The

SmartMesh C Library

 handles low-level API formatting, but you need to supply some functions in order to support the specifics of your platform. The necessary functions are declared in the following header files:

• dn_uart.h: these functions allow the

  SmartMesh C Library

   to send bytes over the serial port, and receive bytes from the serial port. A "flush" function is provided in case the serial (UART) driver of your platform is buffer-oriented rather than byte-oriented, e.g. if the serial port is driven through a DMA module.  The

  SmartMesh C Library

   doesn't handle flow control - the mote doesn't need incoming flow control (the UART_RX_CTSn and UART_RX_RTSn lines) when your microcontroller is sending .  You will need to monitor UART_TX_RTSn and assert/de-assert UART_TX_CTSn as part of your application if your microcontroller cannot wake on data. 

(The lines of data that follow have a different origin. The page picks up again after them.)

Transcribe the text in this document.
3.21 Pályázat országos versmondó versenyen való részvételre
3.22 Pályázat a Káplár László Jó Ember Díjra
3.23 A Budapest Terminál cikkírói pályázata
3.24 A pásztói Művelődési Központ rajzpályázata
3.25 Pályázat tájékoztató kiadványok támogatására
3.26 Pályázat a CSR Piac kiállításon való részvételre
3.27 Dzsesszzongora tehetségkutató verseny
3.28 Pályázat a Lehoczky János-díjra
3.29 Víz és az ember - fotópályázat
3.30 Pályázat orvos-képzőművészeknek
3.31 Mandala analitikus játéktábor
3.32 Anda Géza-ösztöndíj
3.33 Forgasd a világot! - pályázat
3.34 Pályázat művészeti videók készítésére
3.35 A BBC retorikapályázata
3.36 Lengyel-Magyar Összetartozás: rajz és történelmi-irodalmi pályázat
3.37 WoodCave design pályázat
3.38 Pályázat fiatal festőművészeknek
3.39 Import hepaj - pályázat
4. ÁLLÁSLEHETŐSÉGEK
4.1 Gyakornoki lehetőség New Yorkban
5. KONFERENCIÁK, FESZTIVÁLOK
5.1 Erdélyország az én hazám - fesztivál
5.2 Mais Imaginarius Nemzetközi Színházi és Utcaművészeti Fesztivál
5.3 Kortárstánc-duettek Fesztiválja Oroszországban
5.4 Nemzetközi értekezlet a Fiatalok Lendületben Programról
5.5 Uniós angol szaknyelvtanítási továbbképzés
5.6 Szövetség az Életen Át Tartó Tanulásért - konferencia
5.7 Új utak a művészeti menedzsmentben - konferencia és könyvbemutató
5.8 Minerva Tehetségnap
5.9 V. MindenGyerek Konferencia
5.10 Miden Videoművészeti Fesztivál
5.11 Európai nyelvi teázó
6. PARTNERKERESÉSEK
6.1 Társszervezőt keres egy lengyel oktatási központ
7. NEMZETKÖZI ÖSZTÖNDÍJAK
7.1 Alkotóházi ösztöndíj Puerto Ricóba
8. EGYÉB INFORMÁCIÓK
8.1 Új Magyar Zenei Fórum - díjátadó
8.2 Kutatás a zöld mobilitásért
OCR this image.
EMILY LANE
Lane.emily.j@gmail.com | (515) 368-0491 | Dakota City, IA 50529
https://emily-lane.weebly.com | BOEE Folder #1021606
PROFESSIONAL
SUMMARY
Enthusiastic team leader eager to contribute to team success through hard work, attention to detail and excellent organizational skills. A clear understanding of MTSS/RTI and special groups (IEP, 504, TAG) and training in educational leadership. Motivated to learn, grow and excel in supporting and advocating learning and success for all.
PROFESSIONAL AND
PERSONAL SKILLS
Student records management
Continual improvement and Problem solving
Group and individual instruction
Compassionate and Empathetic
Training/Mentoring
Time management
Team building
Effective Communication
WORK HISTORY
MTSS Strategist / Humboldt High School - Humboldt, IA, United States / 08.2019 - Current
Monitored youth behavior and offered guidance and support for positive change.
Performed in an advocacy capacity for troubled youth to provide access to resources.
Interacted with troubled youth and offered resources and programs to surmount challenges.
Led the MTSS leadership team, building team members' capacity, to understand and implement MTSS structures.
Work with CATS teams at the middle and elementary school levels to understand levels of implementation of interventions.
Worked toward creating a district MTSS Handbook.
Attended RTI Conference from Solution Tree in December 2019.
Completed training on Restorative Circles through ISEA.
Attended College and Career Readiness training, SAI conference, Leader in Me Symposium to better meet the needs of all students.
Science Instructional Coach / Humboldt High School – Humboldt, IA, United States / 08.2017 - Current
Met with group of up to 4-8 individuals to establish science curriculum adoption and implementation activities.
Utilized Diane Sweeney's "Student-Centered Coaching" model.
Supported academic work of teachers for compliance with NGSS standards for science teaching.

• dn_lock.h: these functions allow the

  SmartMesh C Library

   to operate in a multi-threaded environment. If this is the case in your system, your implementation of these functions would typically consist is pending/posting a mutual exclusion semaphore (mutex). You can use stub functions (i.e. empty functions) if the

  SmartMesh C Library

   does not operate in a multi-threaded environment.

• dn_endianness.h: these functions are used to match multi-byte API fields (which are big-endian) to the endianness of your platform. While the SmartMesh mote is a little-endian processor, all communications is done in network (big endian) order, so if you have a little-endian processor you need the byte-swap functions found in dn_endianness.c in the examples.

You may also need platform specific code to handle timers - these are not abstracted as with the other functions. Generally they fall into two categories: Software and hardware timers.

• In the Arduino Due example, a software timer is used.
• In the MSP430FR4133 LaunchPad example, a hardware timer is used.